I’ve designe a network for a regressive task using LSTM.However, my loss becomes NaN when I try to train it and I don’t understand why.

This is my training loop:

def training_loop(dataloader,model,loss_fn,report_loss_fn,optimizer, batch_size, epoch,report_freq=10, writer=writer):
    size = len(dataloader.dataset)

    model.train()
    for batch_n, (X,y,x_mask,y_mask) in enumerate(train_dataloader):
        pred = model(X)

        #validate predictions by selecting non-padded values
        valid_pred = torch.masked_select(pred,y_mask)
        valid_targets = torch.masked_select(y,y_mask)

        #calculate optim loss
        loss = loss_fn(valid_pred,valid_targets)
        loss.backward()
        
        #adjust params
        optimizer.step()
        optimizer.zero_grad()
        
        #get loss for each pass
        running_loss = loss.item()

        if batch_n % report_freq == 0:
            current_values = batch_n*batch_size + len(X)
            writer.add_scalar('Train optim loss',running_loss,epoch+1)
            print(f"Train loss: {running_loss:>7f} [{current_values:>5d}/{size:>5d}]")

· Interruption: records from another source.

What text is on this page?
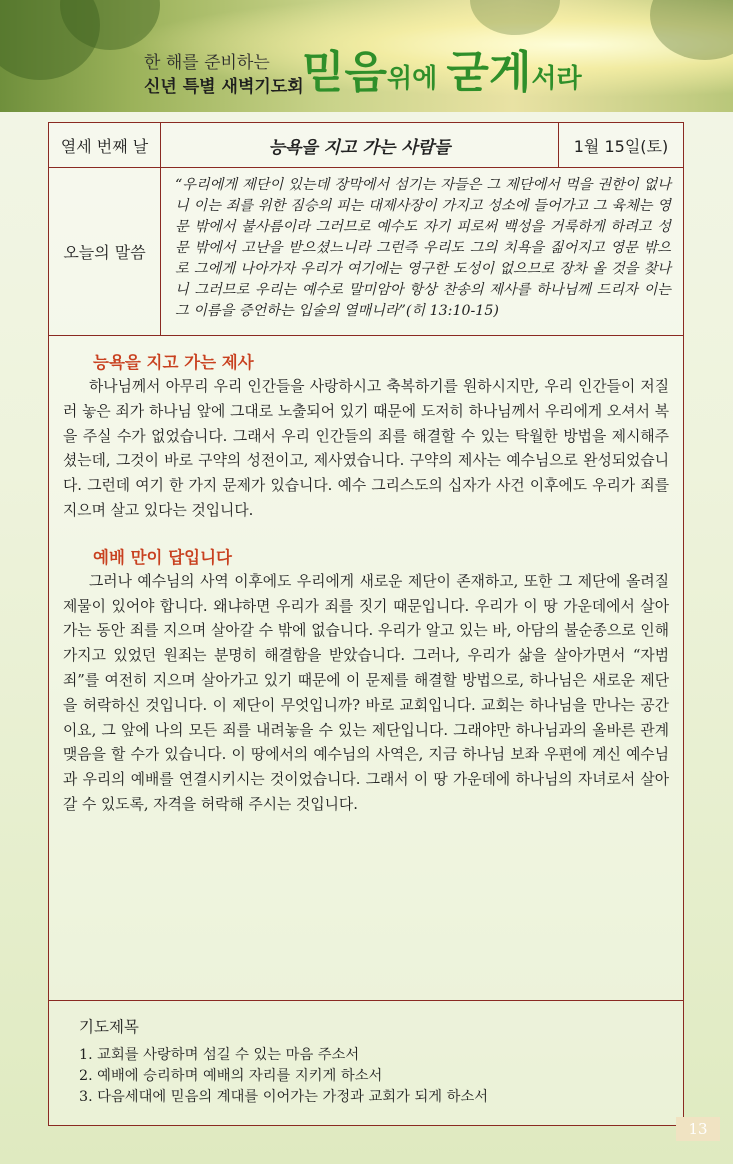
한 해를 준비하는
신년 특별 새벽기도회
믿음위에 굳게서라
열세 번째 날	능욕을 지고 가는 사람들	1월 15일(토)
오늘의 말씀
“우리에게 제단이 있는데 장막에서 섬기는 자들은 그 제단에서 먹을 권한이 없나니 이는 죄를 위한 짐승의 피는 대제사장이 가지고 성소에 들어가고 그 육체는 영문 밖에서 불사름이라 그러므로 예수도 자기 피로써 백성을 거룩하게 하려고 성문 밖에서 고난을 받으셨느니라 그런즉 우리도 그의 치욕을 짊어지고 영문 밖으로 그에게 나아가자 우리가 여기에는 영구한 도성이 없으므로 장차 올 것을 찾나니 그러므로 우리는 예수로 말미암아 항상 찬송의 제사를 하나님께 드리자 이는 그 이름을 증언하는 입술의 열매니라”(히 13:10-15)
능욕을 지고 가는 제사

하나님께서 아무리 우리 인간들을 사랑하시고 축복하기를 원하시지만, 우리 인간들이 저질러 놓은 죄가 하나님 앞에 그대로 노출되어 있기 때문에 도저히 하나님께서 우리에게 오셔서 복을 주실 수가 없었습니다. 그래서 우리 인간들의 죄를 해결할 수 있는 탁월한 방법을 제시해주셨는데, 그것이 바로 구약의 성전이고, 제사였습니다. 구약의 제사는 예수님으로 완성되었습니다. 그런데 여기 한 가지 문제가 있습니다. 예수 그리스도의 십자가 사건 이후에도 우리가 죄를 지으며 살고 있다는 것입니다.

예배 만이 답입니다

그러나 예수님의 사역 이후에도 우리에게 새로운 제단이 존재하고, 또한 그 제단에 올려질 제물이 있어야 합니다. 왜냐하면 우리가 죄를 짓기 때문입니다. 우리가 이 땅 가운데에서 살아가는 동안 죄를 지으며 살아갈 수 밖에 없습니다. 우리가 알고 있는 바, 아담의 불순종으로 인해 가지고 있었던 원죄는 분명히 해결함을 받았습니다. 그러나, 우리가 삶을 살아가면서 “자범죄”를 여전히 지으며 살아가고 있기 때문에 이 문제를 해결할 방법으로, 하나님은 새로운 제단을 허락하신 것입니다. 이 제단이 무엇입니까? 바로 교회입니다. 교회는 하나님을 만나는 공간이요, 그 앞에 나의 모든 죄를 내려놓을 수 있는 제단입니다. 그래야만 하나님과의 올바른 관계 맺음을 할 수가 있습니다. 이 땅에서의 예수님의 사역은, 지금 하나님 보좌 우편에 계신 예수님과 우리의 예배를 연결시키시는 것이었습니다. 그래서 이 땅 가운데에 하나님의 자녀로서 살아갈 수 있도록, 자격을 허락해 주시는 것입니다.

기도제목
1. 교회를 사랑하며 섬길 수 있는 마음 주소서
2. 예배에 승리하며 예배의 자리를 지키게 하소서
3. 다음세대에 믿음의 계대를 이어가는 가정과 교회가 되게 하소서
13
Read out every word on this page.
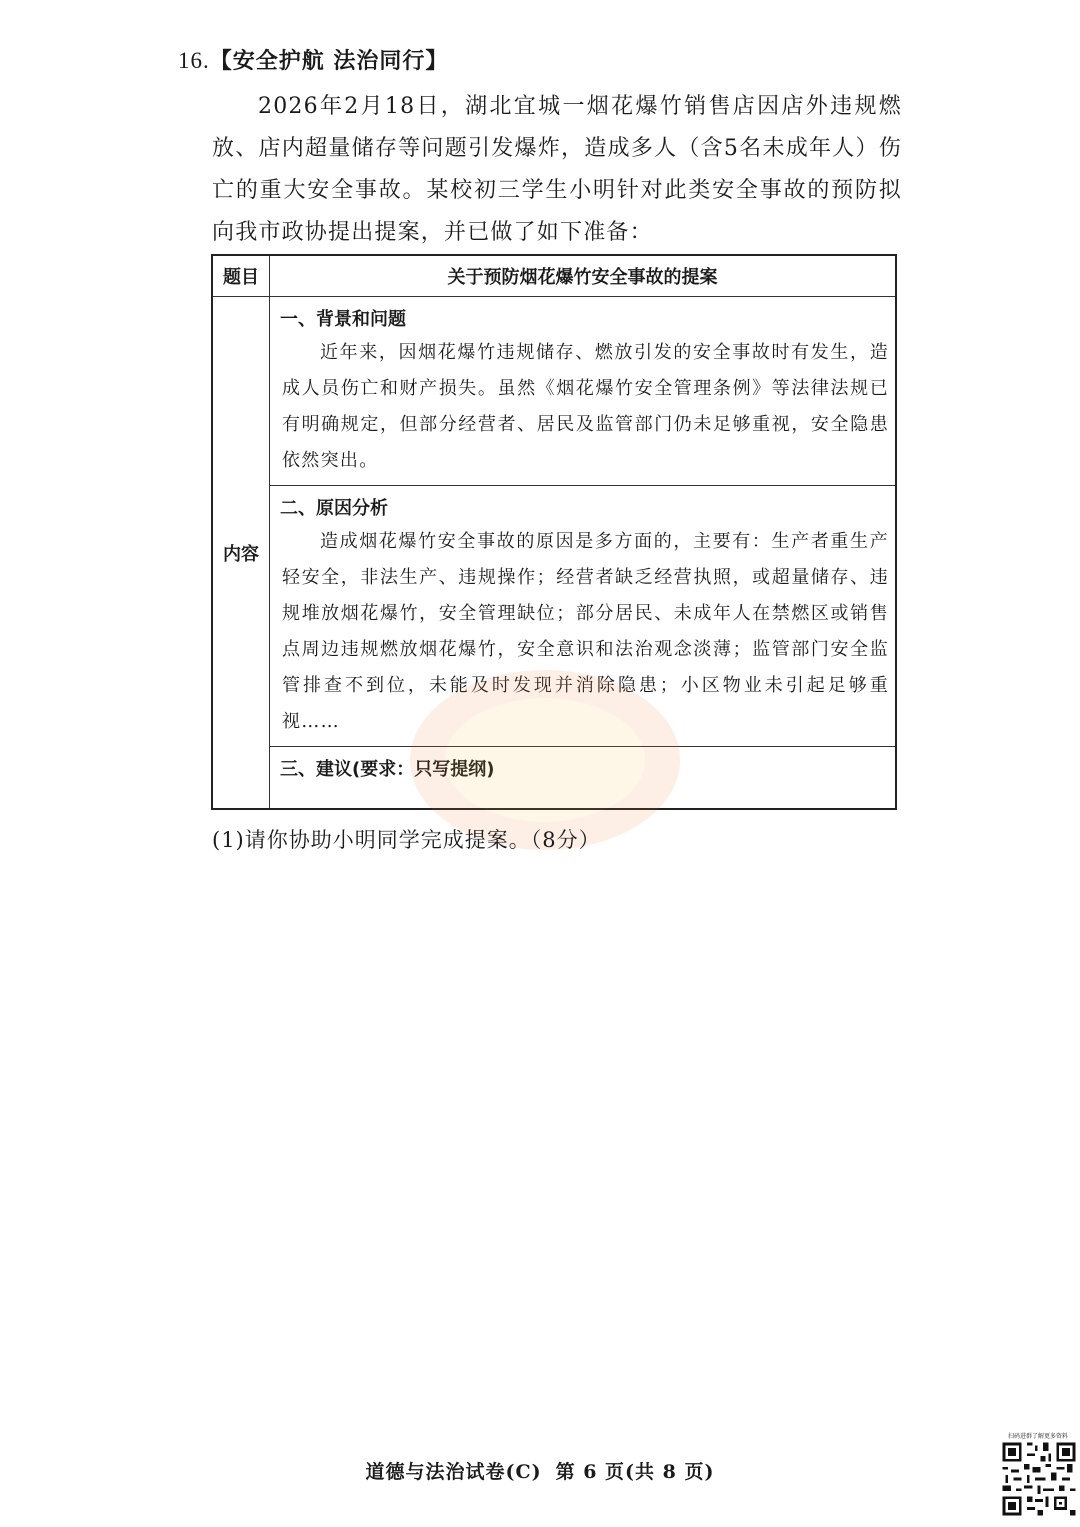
16.【安全护航 法治同行】
2026年2月18日，湖北宜城一烟花爆竹销售店因店外违规燃放、店内超量储存等问题引发爆炸，造成多人（含5名未成年人）伤亡的重大安全事故。某校初三学生小明针对此类安全事故的预防拟向我市政协提出提案，并已做了如下准备：
题目	关于预防烟花爆竹安全事故的提案
内容	一、背景和问题
近年来，因烟花爆竹违规储存、燃放引发的安全事故时有发生，造成人员伤亡和财产损失。虽然《烟花爆竹安全管理条例》等法律法规已有明确规定，但部分经营者、居民及监管部门仍未足够重视，安全隐患依然突出。

	二、原因分析
造成烟花爆竹安全事故的原因是多方面的，主要有：生产者重生产轻安全，非法生产、违规操作；经营者缺乏经营执照，或超量储存、违规堆放烟花爆竹，安全管理缺位；部分居民、未成年人在禁燃区或销售点周边违规燃放烟花爆竹，安全意识和法治观念淡薄；监管部门安全监管排查不到位，未能及时发现并消除隐患；小区物业未引起足够重视……

	三、建议(要求：只写提纲)
(1)请你协助小明同学完成提案。（8分）
道德与法治试卷(C) 第 6 页(共 8 页)
扫码进群了解更多资料
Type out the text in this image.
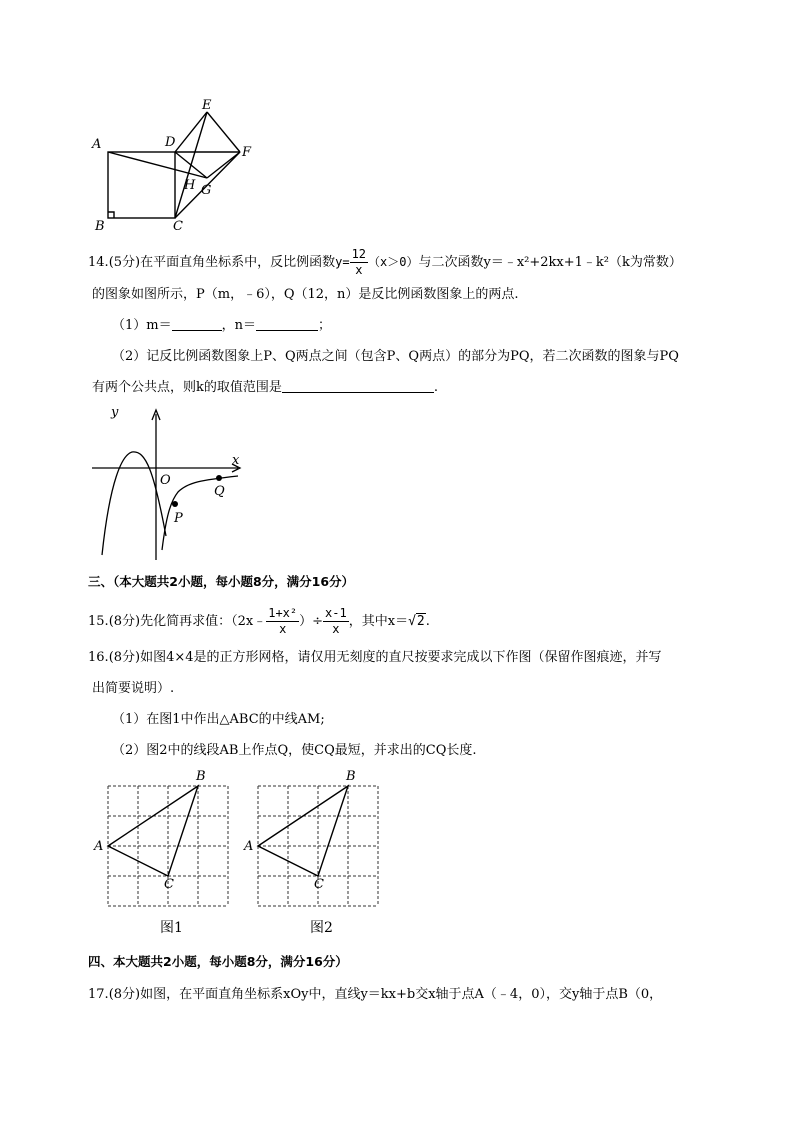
A
B	C
D
E
F
G
H
14.(5分)在平面直角坐标系中，反比例函数$y= \frac{12}{x} (x>0)$与二次函数y＝﹣x²+2kx+1﹣k²（k为常数）
的图象如图所示，P（m，﹣6），Q（12，n）是反比例函数图象上的两点.
（1）m＝	，n＝	；
（2）记反比例函数图象上P、Q两点之间（包含P、Q两点）的部分为PQ，若二次函数的图象与PQ
有两个公共点，则k的取值范围是	.
y
x
O
P
Q
三、（本大题共2小题，每小题8分，满分16分）
15.(8分)先化简再求值：（2x﹣ $\frac{\text{1+x²}}{x}$ ）÷ $\frac{x-1}{x}$ ，其中x＝√2.
16.(8分)如图4×4是的正方形网格，请仅用无刻度的直尺按要求完成以下作图（保留作图痕迹，并写
出简要说明）.
（1）在图1中作出△ABC的中线AM;
（2）图2中的线段AB上作点Q，使CQ最短，并求出的CQ长度.
A
B
C
A
B
C
图1	图2
四、本大题共2小题，每小题8分，满分16分）
17.(8分)如图，在平面直角坐标系xOy中，直线y＝kx+b交x轴于点A（﹣4，0），交y轴于点B（0，
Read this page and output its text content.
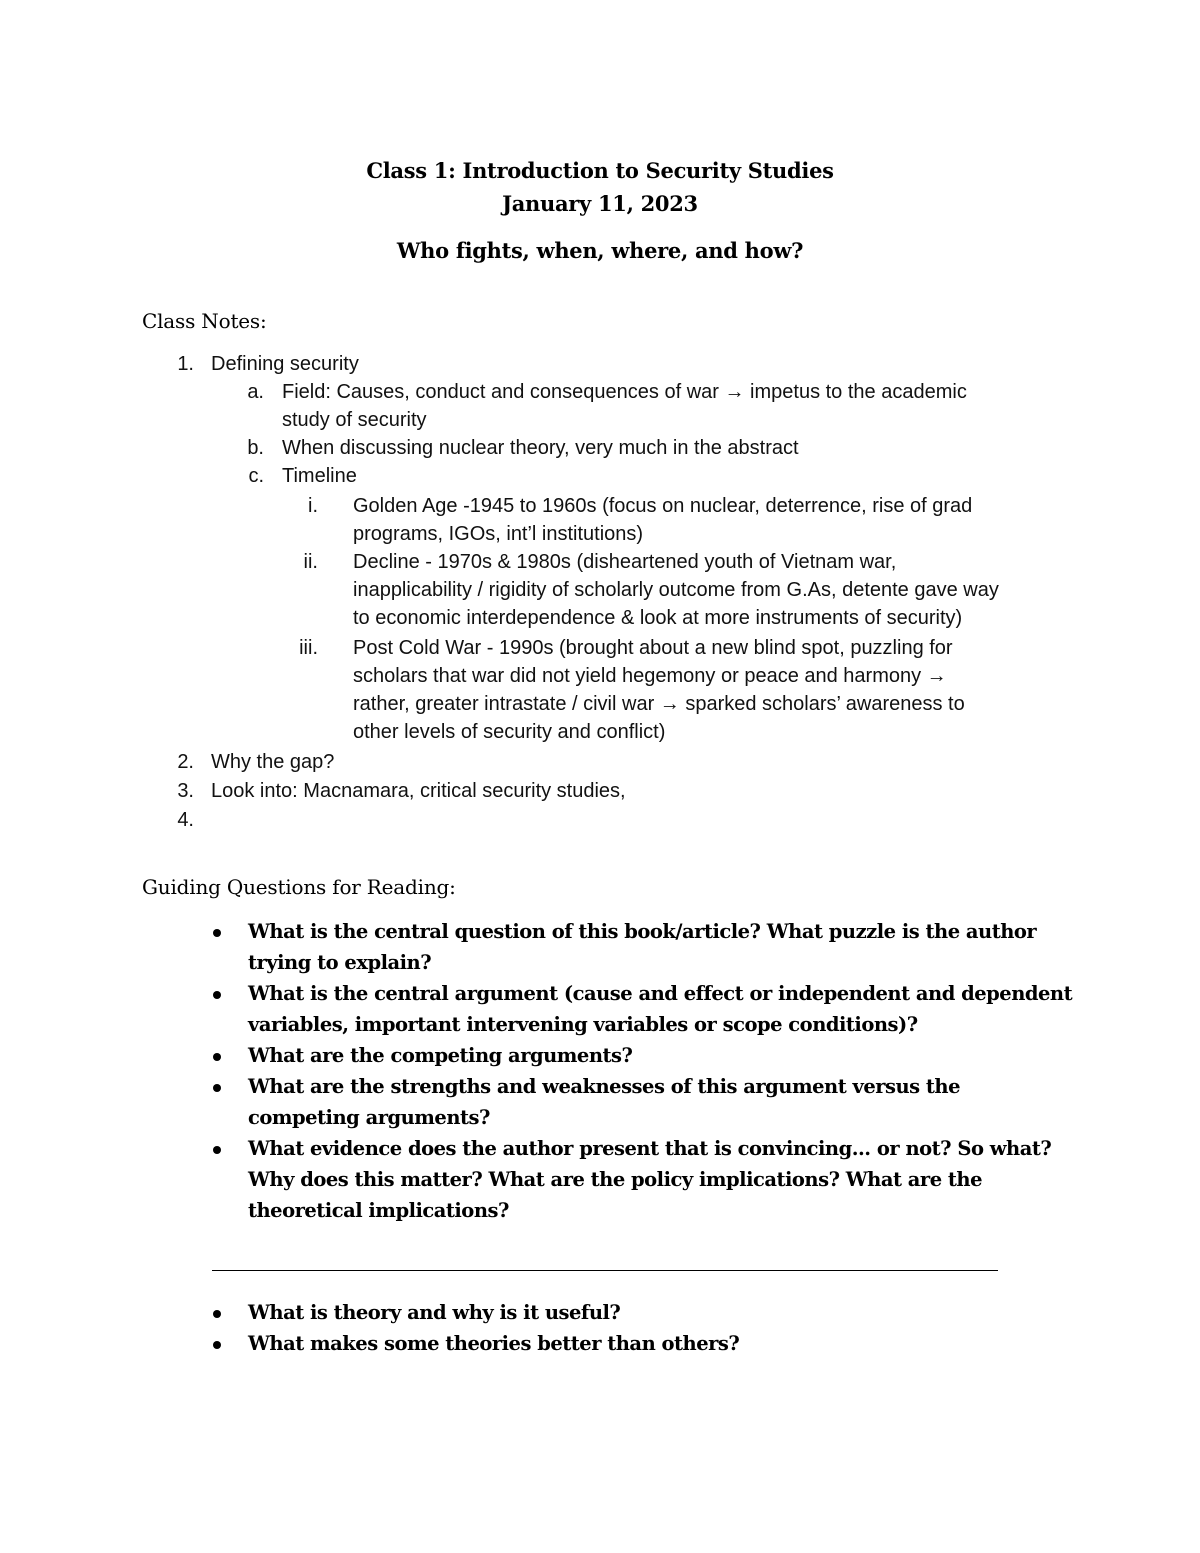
Class 1: Introduction to Security Studies
January 11, 2023
Who fights, when, where, and how?
Class Notes:
1. Defining security
a. Field: Causes, conduct and consequences of war → impetus to the academic
study of security
b. When discussing nuclear theory, very much in the abstract
c. Timeline
i. Golden Age -1945 to 1960s (focus on nuclear, deterrence, rise of grad
programs, IGOs, int’l institutions)
ii. Decline - 1970s & 1980s (disheartened youth of Vietnam war,
inapplicability / rigidity of scholarly outcome from G.As, detente gave way
to economic interdependence & look at more instruments of security)
iii. Post Cold War - 1990s (brought about a new blind spot, puzzling for
scholars that war did not yield hegemony or peace and harmony →
rather, greater intrastate / civil war → sparked scholars’ awareness to
other levels of security and conflict)
2. Why the gap?
3. Look into: Macnamara, critical security studies,
4.
Guiding Questions for Reading:
What is the central question of this book/article? What puzzle is the author
trying to explain?
What is the central argument (cause and effect or independent and dependent
variables, important intervening variables or scope conditions)?
What are the competing arguments?
What are the strengths and weaknesses of this argument versus the
competing arguments?
What evidence does the author present that is convincing... or not? So what?
Why does this matter? What are the policy implications? What are the
theoretical implications?
What is theory and why is it useful?
What makes some theories better than others?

The print statements print this, where it all nan after:

Train loss: 1.087582 [    4/ 1634]
Train loss: 0.840909 [  104/ 1634]
Train loss:     nan [  204/ 1634]
Train loss:     nan [  304/ 1634]
Train loss:     nan [  404/ 1634]

I’m using this optimizer:
optim = torch.optim.Adam(params=lstm_model.parameters(recurse=True),weight_decay=1e-05,lr=0.0001)

I’ve tried changing the learning rate, when I increased it to 0.5, the first 3-4 were not nan, so i think it could be something related to that.